Part two of the when-I-were-a-lad reminiscences from yesterday - Tumby Woodside railway station, of all things, has a page on Wikipedia. Now, I grew up in Tumby Woodside, and I've never quite understood why it gets listed as a funny place name quite as often as it does. Not when you can walk a mile down the road and find yourself in No Man's Friend or New York, anyway. Lincolnshire is full of sillier names by far. Mavis Enderby, Claxby Pluckacre, Norton Disney, Anton's Gowt, dozens of them.
A book review here of Bill Bryson's book that I haven't read, "Notes From A Small Island", lists the following strange English place names: "Great Shagging, Coldbath Square, Little Puking, Old Toejam, the Buggered Ploughman, Ram's Dropping Bypass, Tumby Woodside, Shepherd's Bush, The Butts". Now, to me at least, good old Tumby Woodside sticks out like a sore thumb from that list.

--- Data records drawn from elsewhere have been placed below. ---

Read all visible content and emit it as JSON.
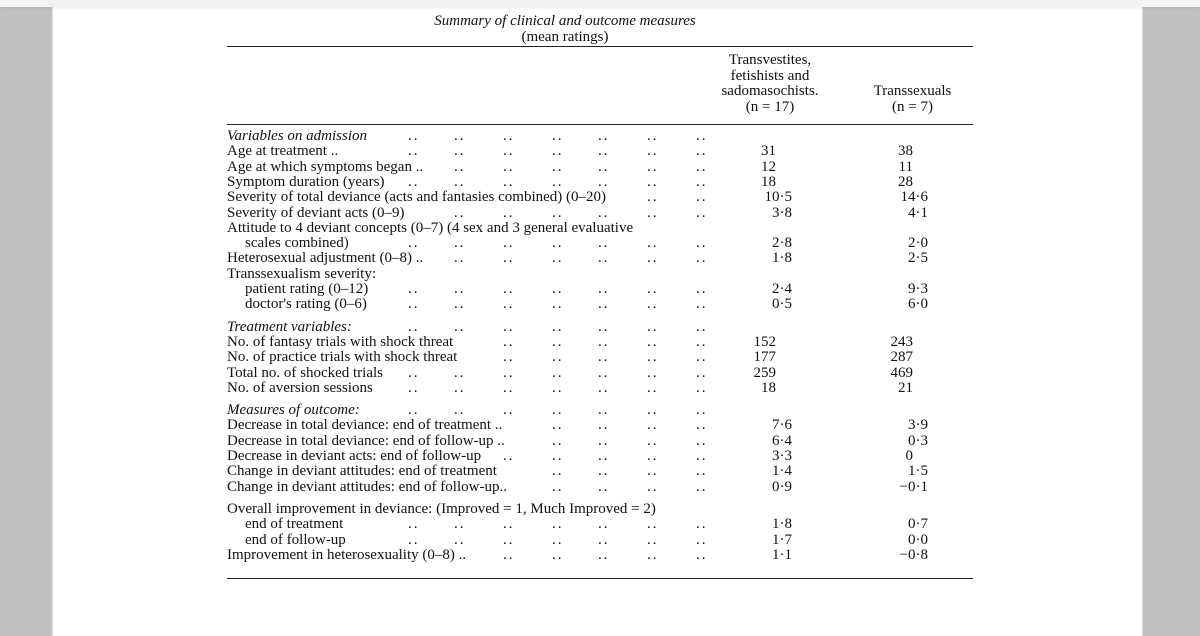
{
  "table": {
    "title": "Summary of clinical and outcome measures",
    "subtitle": "(mean ratings)",
    "columns": [
      {
        "lines": [
          "Transvestites,",
          "fetishists and",
          "sadomasochists.",
          "(n = 17)"
        ]
      },
      {
        "lines": [
          "Transsexuals",
          "(n = 7)"
        ]
      }
    ],
    "rows": [
      {
        "label": "Variables on admission",
        "style": "section",
        "v1": "",
        "v2": ""
      },
      {
        "label": "Age at treatment ..",
        "v1": "31",
        "v2": "38"
      },
      {
        "label": "Age at which symptoms began ..",
        "v1": "12",
        "v2": "11"
      },
      {
        "label": "Symptom duration (years)",
        "v1": "18",
        "v2": "28"
      },
      {
        "label": "Severity of total deviance (acts and fantasies combined) (0–20)",
        "v1": "10·5",
        "v2": "14·6"
      },
      {
        "label": "Severity of deviant acts (0–9)",
        "v1": "3·8",
        "v2": "4·1"
      },
      {
        "label": "Attitude to 4 deviant concepts (0–7) (4 sex and 3 general evaluative",
        "style": "nodots",
        "v1": "",
        "v2": ""
      },
      {
        "label": "scales combined)",
        "style": "indent",
        "v1": "2·8",
        "v2": "2·0"
      },
      {
        "label": "Heterosexual adjustment (0–8) ..",
        "v1": "1·8",
        "v2": "2·5"
      },
      {
        "label": "Transsexualism severity:",
        "style": "nodots",
        "v1": "",
        "v2": ""
      },
      {
        "label": "patient rating (0–12)",
        "style": "indent",
        "v1": "2·4",
        "v2": "9·3"
      },
      {
        "label": "doctor's rating (0–6)",
        "style": "indent",
        "v1": "0·5",
        "v2": "6·0"
      },
      {
        "label": "Treatment variables:",
        "style": "section",
        "gap": true,
        "v1": "",
        "v2": ""
      },
      {
        "label": "No. of fantasy trials with shock threat",
        "v1": "152",
        "v2": "243"
      },
      {
        "label": "No. of practice trials with shock threat",
        "v1": "177",
        "v2": "287"
      },
      {
        "label": "Total no. of shocked trials",
        "v1": "259",
        "v2": "469"
      },
      {
        "label": "No. of aversion sessions",
        "v1": "18",
        "v2": "21"
      },
      {
        "label": "Measures of outcome:",
        "style": "section",
        "gap": true,
        "v1": "",
        "v2": ""
      },
      {
        "label": "Decrease in total deviance: end of treatment ..",
        "v1": "7·6",
        "v2": "3·9"
      },
      {
        "label": "Decrease in total deviance: end of follow-up ..",
        "v1": "6·4",
        "v2": "0·3"
      },
      {
        "label": "Decrease in deviant acts: end of follow-up",
        "v1": "3·3",
        "v2": "0"
      },
      {
        "label": "Change in deviant attitudes: end of treatment",
        "v1": "1·4",
        "v2": "1·5"
      },
      {
        "label": "Change in deviant attitudes: end of follow-up..",
        "v1": "0·9",
        "v2": "−0·1"
      },
      {
        "label": "Overall improvement in deviance: (Improved = 1, Much Improved = 2)",
        "style": "nodots",
        "gap": true,
        "v1": "",
        "v2": ""
      },
      {
        "label": "end of treatment",
        "style": "indent",
        "v1": "1·8",
        "v2": "0·7"
      },
      {
        "label": "end of follow-up",
        "style": "indent",
        "v1": "1·7",
        "v2": "0·0"
      },
      {
        "label": "Improvement in heterosexuality (0–8) ..",
        "v1": "1·1",
        "v2": "−0·8"
      }
    ]
  }
}
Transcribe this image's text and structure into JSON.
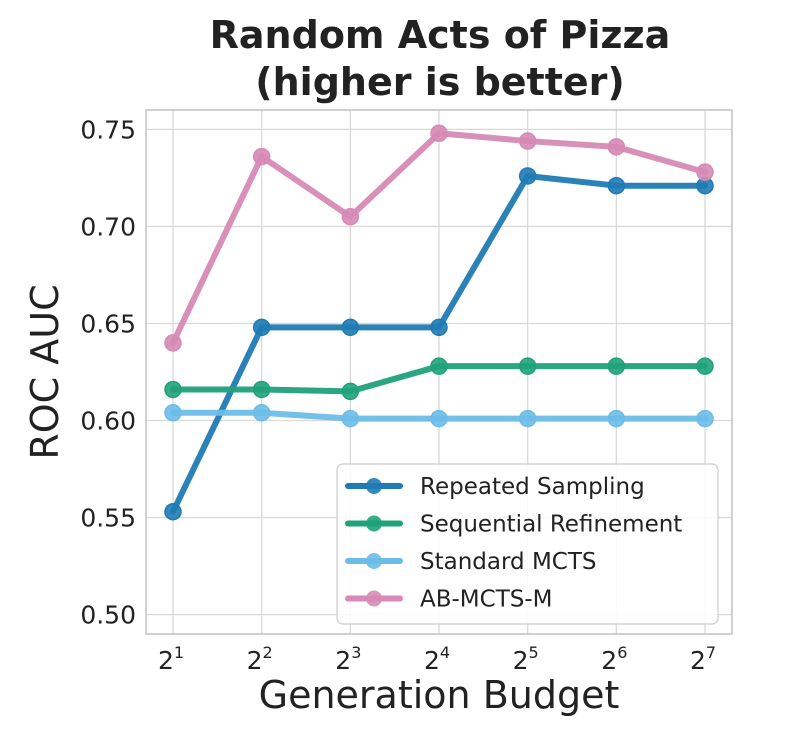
{
  "chart_data": {
    "type": "line",
    "title_lines": [
      "Random Acts of Pizza",
      "(higher is better)"
    ],
    "xlabel": "Generation Budget",
    "ylabel": "ROC AUC",
    "x_base": "2",
    "x_exponents": [
      "1",
      "2",
      "3",
      "4",
      "5",
      "6",
      "7"
    ],
    "ylim": [
      0.49,
      0.76
    ],
    "yticks": [
      0.5,
      0.55,
      0.6,
      0.65,
      0.7,
      0.75
    ],
    "ytick_labels": [
      "0.50",
      "0.55",
      "0.60",
      "0.65",
      "0.70",
      "0.75"
    ],
    "grid": true,
    "legend_position": "lower-right",
    "series": [
      {
        "name": "Repeated Sampling",
        "color": "#1f7bb4",
        "values": [
          0.553,
          0.648,
          0.648,
          0.648,
          0.726,
          0.721,
          0.721
        ]
      },
      {
        "name": "Sequential Refinement",
        "color": "#1fa27a",
        "values": [
          0.616,
          0.616,
          0.615,
          0.628,
          0.628,
          0.628,
          0.628
        ]
      },
      {
        "name": "Standard MCTS",
        "color": "#6bbde8",
        "values": [
          0.604,
          0.604,
          0.601,
          0.601,
          0.601,
          0.601,
          0.601
        ]
      },
      {
        "name": "AB-MCTS-M",
        "color": "#d68ab5",
        "values": [
          0.64,
          0.736,
          0.705,
          0.748,
          0.744,
          0.741,
          0.728
        ]
      }
    ]
  }
}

Perhaps there's some double meaning that people who have lived there are just automatically oblivious to?
Not that I'm not grateful to Flanders and Swann for picking the station out of the list of Beeching victims, it gives me another great claim to fame. And speaking of fame, thank you to the person who updated my own Wikipedia page last night and even added a link on the QEGS page. I really wasn't dropping a hint in yesterday's entry, you know. And though I don't want to seem ungrateful, I'm not sure I can allow the assertion that I'm 'one of England's best othello players' to stand. Not to mention the line that I recently quit my job and started a career as an author - that really does suggest much more coherent forward-planning than I can honestly take credit for.
Of course, I'm too modest to amend my own entry to, for example, include my other world records (hour cards and ten minute cards). Not dropping a hint, there.